Puis entre le 4 et le 6 octobre 1979, deuxième voyage officiel en Aquitaine largement commenté par les médias.
Première étape à Agen où il évoque les "difficultés que traverse la France" et qu'elle "surmontera". Le pays est alors touché par la crise, le chômage et l'inflation."Je souhaite que chacun comprenne que notre intérêt à tous c'est de se serrer les coudes dans le respect de ce que nous sommes, un pays démocratique et républicain où chacun à le droit de s'exprimer, de critiquer et de proposer".
Le 5 octobre, il se rend à Pau où il veut s'afficher avec le maire socialiste André Labbarrère. Les deux hommes font face à une manifestation de syndicats et partis de gauche à leur sortie de l'hôtel de ville, place Royale où des échauffourrées éclatent avec la police. Les slogans : "non à l'austérité", "liberté d'expression".
Ce même 5 octobre, le Président se rend à Salles en Gironde, puis à Libourne auprès de Robert Boulin ("visite considérée comme un signe selon lequel R. Boulin pourrait succéder à Raymond Barre à Matignon, mais le corps de R. Boulin est retrouvé sans vie dans un étang de Rambouillet le 30 octobre" précise Jean Petaux) et St Emilion avant de terminer sa journée à Bordeaux où il retrouve Jacques Chaban Delmas.
"Il dîne au Palais-Rohan où il retrouve Jacques Chaban Delmas pour la première fois depuis sa défaite au premier tour de la Présidentielle de 1974" commente Jean Petaux. Le maire de Bordeaux "a pu reconquérir le « Perchoir » et la présidence de l’Assemblée nationale lors des Législatives de 1978. Il semble réconcilié avec VGE. Les Bordelais non. En 1981, à Bordeaux au second tour de la Présidentielle, Mitterrand est devant VGE".

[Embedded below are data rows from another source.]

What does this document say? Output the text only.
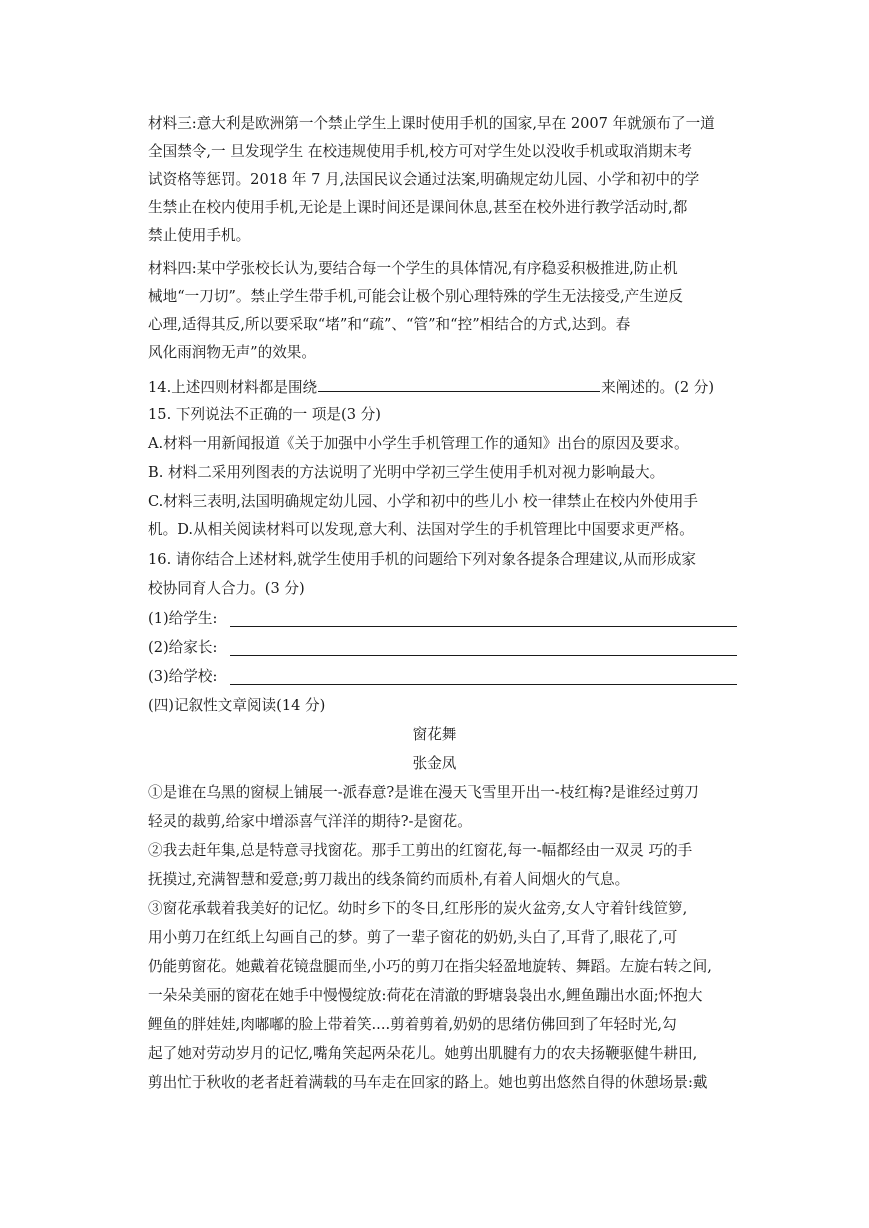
材料三:意大利是欧洲第一个禁止学生上课时使用手机的国家,早在 2007 年就颁布了一道
全国禁令,一 旦发现学生 在校违规使用手机,校方可对学生处以没收手机或取消期末考
试资格等惩罚。2018 年 7 月,法国民议会通过法案,明确规定幼儿园、小学和初中的学
生禁止在校内使用手机,无论是上课时间还是课间休息,甚至在校外进行教学活动时,都
禁止使用手机。
材料四:某中学张校长认为,要结合每一个学生的具体情况,有序稳妥积极推进,防止机
械地“一刀切”。禁止学生带手机,可能会让极个别心理特殊的学生无法接受,产生逆反
心理,适得其反,所以要采取“堵”和“疏”、“管”和“控”相结合的方式,达到。春
风化雨润物无声”的效果。
14.上述四则材料都是围绕	来阐述的。(2 分)
15. 下列说法不正确的一 项是(3 分)
A.材料一用新闻报道《关于加强中小学生手机管理工作的通知》出台的原因及要求。
B. 材料二采用列图表的方法说明了光明中学初三学生使用手机对视力影响最大。
C.材料三表明,法国明确规定幼儿园、小学和初中的些儿小 校一律禁止在校内外使用手
机。D.从相关阅读材料可以发现,意大利、法国对学生的手机管理比中国要求更严格。
16. 请你结合上述材料,就学生使用手机的问题给下列对象各提条合理建议,从而形成家
校协同育人合力。(3 分)
(1)给学生:
(2)给家长:
(3)给学校:
(四)记叙性文章阅读(14 分)
窗花舞
张金凤
①是谁在乌黑的窗棂上铺展一-派春意?是谁在漫天飞雪里开出一-枝红梅?是谁经过剪刀
轻灵的裁剪,给家中增添喜气洋洋的期待?-是窗花。
②我去赶年集,总是特意寻找窗花。那手工剪出的红窗花,每一-幅都经由一双灵 巧的手
抚摸过,充满智慧和爱意;剪刀裁出的线条简约而质朴,有着人间烟火的气息。
③窗花承载着我美好的记忆。幼时乡下的冬日,红彤彤的炭火盆旁,女人守着针线笸箩,
用小剪刀在红纸上勾画自己的梦。剪了一辈子窗花的奶奶,头白了,耳背了,眼花了,可
仍能剪窗花。她戴着花镜盘腿而坐,小巧的剪刀在指尖轻盈地旋转、舞蹈。左旋右转之间,
一朵朵美丽的窗花在她手中慢慢绽放:荷花在清澈的野塘袅袅出水,鲤鱼蹦出水面;怀抱大
鲤鱼的胖娃娃,肉嘟嘟的脸上带着笑....剪着剪着,奶奶的思绪仿佛回到了年轻时光,勾
起了她对劳动岁月的记忆,嘴角笑起两朵花儿。她剪出肌腱有力的农夫扬鞭驱健牛耕田,
剪出忙于秋收的老者赶着满载的马车走在回家的路上。她也剪出悠然自得的休憩场景:戴
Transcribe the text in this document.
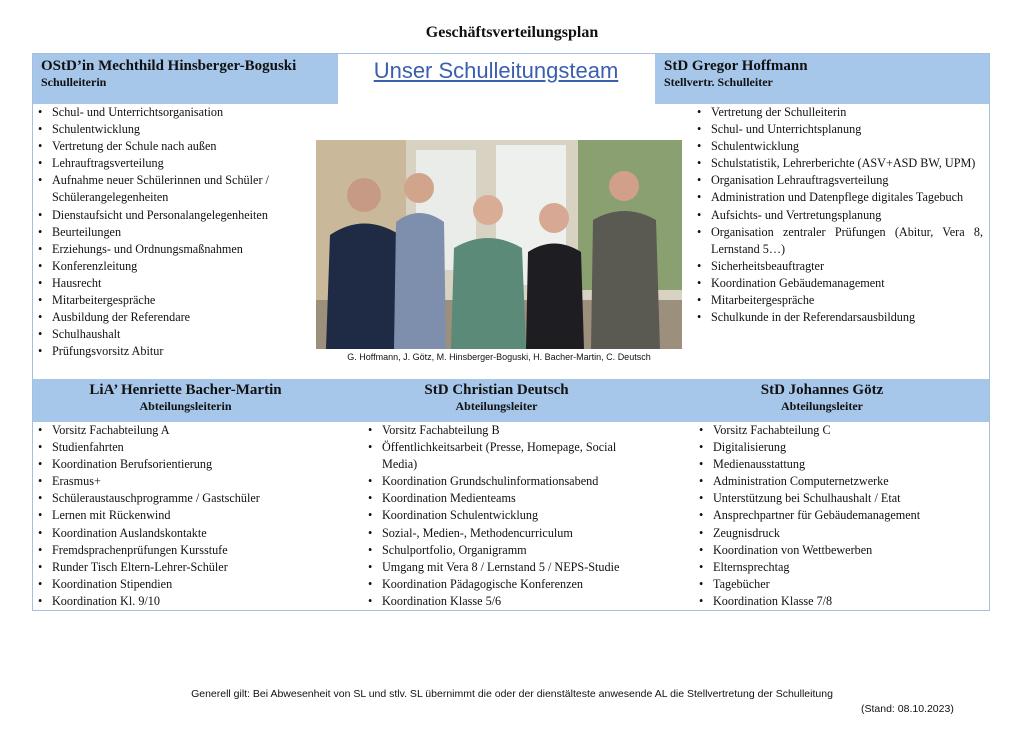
Geschäftsverteilungsplan
OStD’in Mechthild Hinsberger-Boguski
Schulleiterin
• Schul- und Unterrichtsorganisation
• Schulentwicklung
• Vertretung der Schule nach außen
• Lehrauftragsverteilung
• Aufnahme neuer Schülerinnen und Schüler / Schülerangelegenheiten
• Dienstaufsicht und Personalangelegenheiten
• Beurteilungen
• Erziehungs- und Ordnungsmaßnahmen
• Konferenzleitung
• Hausrecht
• Mitarbeitergespräche
• Ausbildung der Referendare
• Schulhaushalt
• Prüfungsvorsitz Abitur
Unser Schulleitungsteam
G. Hoffmann, J. Götz, M. Hinsberger-Boguski, H. Bacher-Martin, C. Deutsch
StD Gregor Hoffmann
Stellvertr. Schulleiter
• Vertretung der Schulleiterin
• Schul- und Unterrichtsplanung
• Schulentwicklung
• Schulstatistik, Lehrerberichte (ASV+ASD BW, UPM)
• Organisation Lehrauftragsverteilung
• Administration und Datenpflege digitales Tagebuch
• Aufsichts- und Vertretungsplanung
• Organisation zentraler Prüfungen (Abitur, Vera 8, Lernstand 5…)
• Sicherheitsbeauftragter
• Koordination Gebäudemanagement
• Mitarbeitergespräche
• Schulkunde in der Referendarsausbildung
LiA’ Henriette Bacher-Martin
Abteilungsleiterin
StD Christian Deutsch
Abteilungsleiter
StD Johannes Götz
Abteilungsleiter
• Vorsitz Fachabteilung A
• Studienfahrten
• Koordination Berufsorientierung
• Erasmus+
• Schüleraustauschprogramme / Gastschüler
• Lernen mit Rückenwind
• Koordination Auslandskontakte
• Fremdsprachenprüfungen Kursstufe
• Runder Tisch Eltern-Lehrer-Schüler
• Koordination Stipendien
• Koordination Kl. 9/10
• Vorsitz Fachabteilung B
• Öffentlichkeitsarbeit (Presse, Homepage, Social Media)
• Koordination Grundschulinformationsabend
• Koordination Medienteams
• Koordination Schulentwicklung
• Sozial-, Medien-, Methodencurriculum
• Schulportfolio, Organigramm
• Umgang mit Vera 8 / Lernstand 5 / NEPS-Studie
• Koordination Pädagogische Konferenzen
• Koordination Klasse 5/6
• Vorsitz Fachabteilung C
• Digitalisierung
• Medienausstattung
• Administration Computernetzwerke
• Unterstützung bei Schulhaushalt / Etat
• Ansprechpartner für Gebäudemanagement
• Zeugnisdruck
• Koordination von Wettbewerben
• Elternsprechtag
• Tagebücher
• Koordination Klasse 7/8
Generell gilt: Bei Abwesenheit von SL und stlv. SL übernimmt die oder der dienstälteste anwesende AL die Stellvertretung der Schulleitung
(Stand: 08.10.2023)
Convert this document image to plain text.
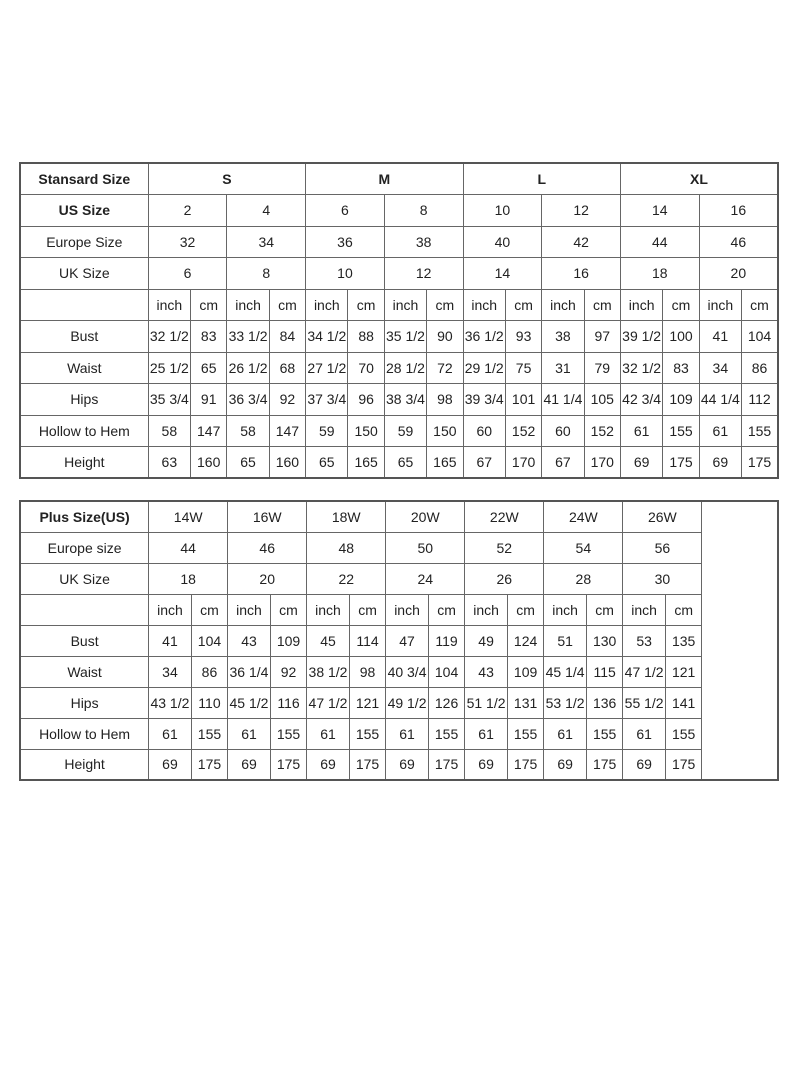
Stansard Size	S				M				L				XL			
US Size	2		4		6		8		10		12		14		16	
Europe Size	32		34		36		38		40		42		44		46	
UK Size	6		8		10		12		14		16		18		20	
	inch	cm	inch	cm	inch	cm	inch	cm	inch	cm	inch	cm	inch	cm	inch	cm
Bust	32 1/2	83	33 1/2	84	34 1/2	88	35 1/2	90	36 1/2	93	38	97	39 1/2	100	41	104
Waist	25 1/2	65	26 1/2	68	27 1/2	70	28 1/2	72	29 1/2	75	31	79	32 1/2	83	34	86
Hips	35 3/4	91	36 3/4	92	37 3/4	96	38 3/4	98	39 3/4	101	41 1/4	105	42 3/4	109	44 1/4	112
Hollow to Hem	58	147	58	147	59	150	59	150	60	152	60	152	61	155	61	155
Height	63	160	65	160	65	165	65	165	67	170	67	170	69	175	69	175
Plus Size(US)	14W		16W		18W		20W		22W		24W		26W		
Europe size	44		46		48		50		52		54		56		
UK Size	18		20		22		24		26		28		30		
	inch	cm	inch	cm	inch	cm	inch	cm	inch	cm	inch	cm	inch	cm	
Bust	41	104	43	109	45	114	47	119	49	124	51	130	53	135	
Waist	34	86	36 1/4	92	38 1/2	98	40 3/4	104	43	109	45 1/4	115	47 1/2	121	
Hips	43 1/2	110	45 1/2	116	47 1/2	121	49 1/2	126	51 1/2	131	53 1/2	136	55 1/2	141	
Hollow to Hem	61	155	61	155	61	155	61	155	61	155	61	155	61	155	
Height	69	175	69	175	69	175	69	175	69	175	69	175	69	175	
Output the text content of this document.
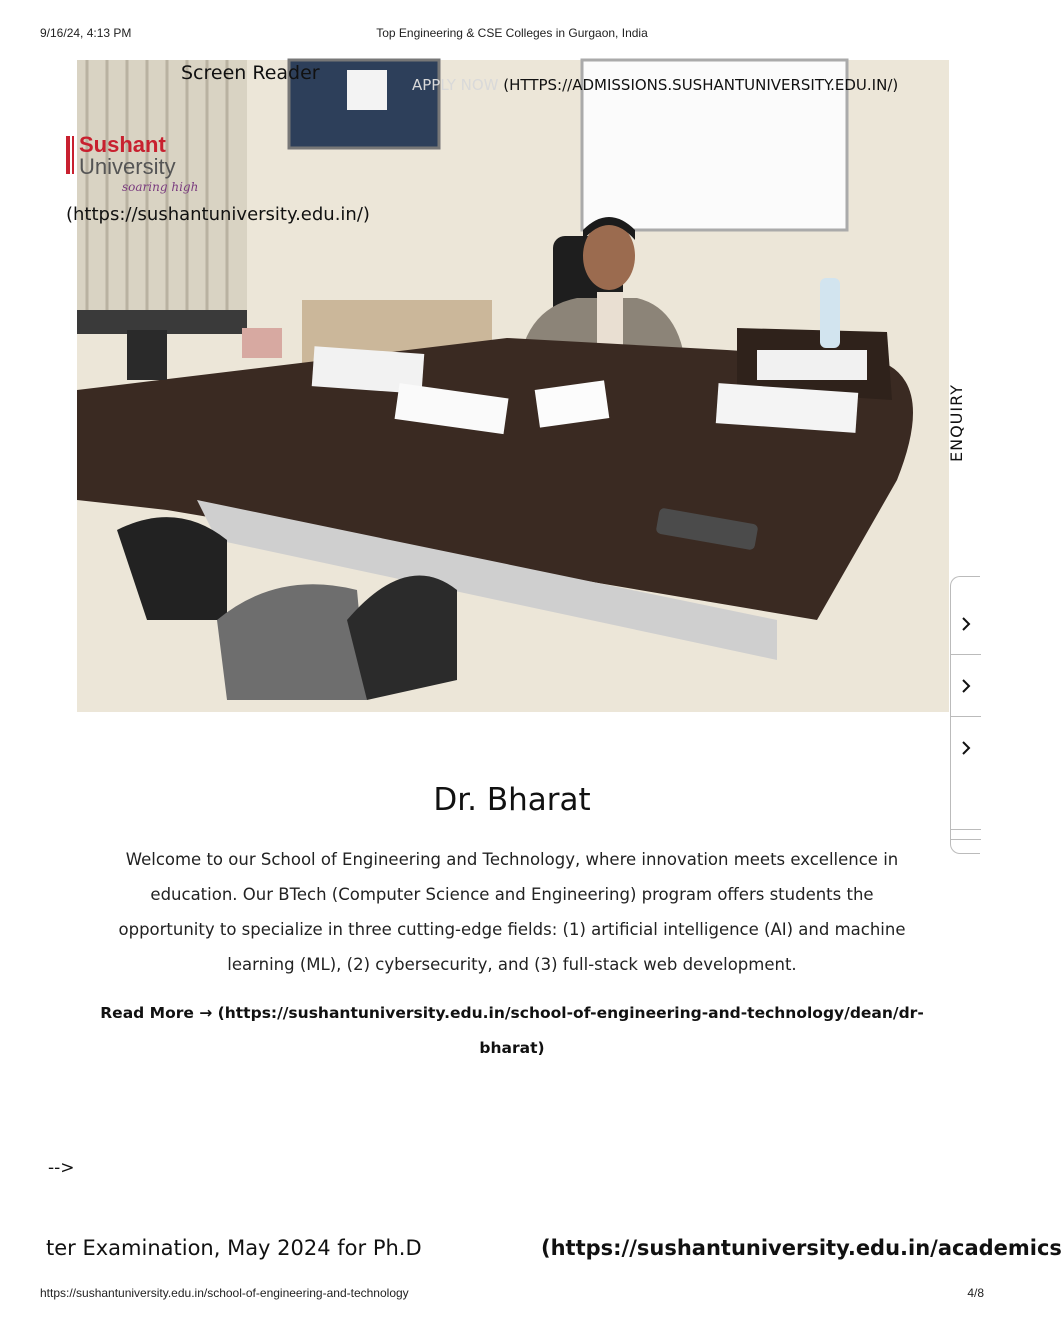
9/16/24, 4:13 PM	Top Engineering & CSE Colleges in Gurgaon, India
Screen Reader
APPLY NOW (HTTPS://ADMISSIONS.SUSHANTUNIVERSITY.EDU.IN/)
Sushant
University
soaring high
(https://sushantuniversity.edu.in/)
ENQUIRY
Dr. Bharat
Welcome to our School of Engineering and Technology, where innovation meets excellence in education. Our BTech (Computer Science and Engineering) program offers students the opportunity to specialize in three cutting-edge fields: (1) artificial intelligence (AI) and machine learning (ML), (2) cybersecurity, and (3) full-stack web development.
Read More → (https://sushantuniversity.edu.in/school-of-engineering-and-technology/dean/dr-bharat)
-->
ter Examination, May 2024 for Ph.D	(https://sushantuniversity.edu.in/academics
https://sushantuniversity.edu.in/school-of-engineering-and-technology	4/8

Ces journées passées en Aquitaine seront placées sous le signe d'un appel au dialogue avec l'opposition.
L'ère UDF
Valéry Giscard d'Estaing reviendra en 1981 dans le sud-ouest, à Bayonne, pour un meeting avant les présidentielles qu'il perdra face à François Mitterrand.
En juin 1989, il est de retour à Bordeaux, cette fois en campagne pour les européennes. Jacques Chaban Delmas l'introduit lors du meeting avec cette phrase : "nous allons entendre Valérie Giscard d'Estaing, et à chaque fois que nous l'entendons, c'est à la fois un enseignement et un plaisir". VGE enchaînera avec une phrase en allemand.
Trois ans plus tard, il reviendra dans le port de la lune pour présider les assises dela démocratie locale de l'UDF devant 1200 élus locaux.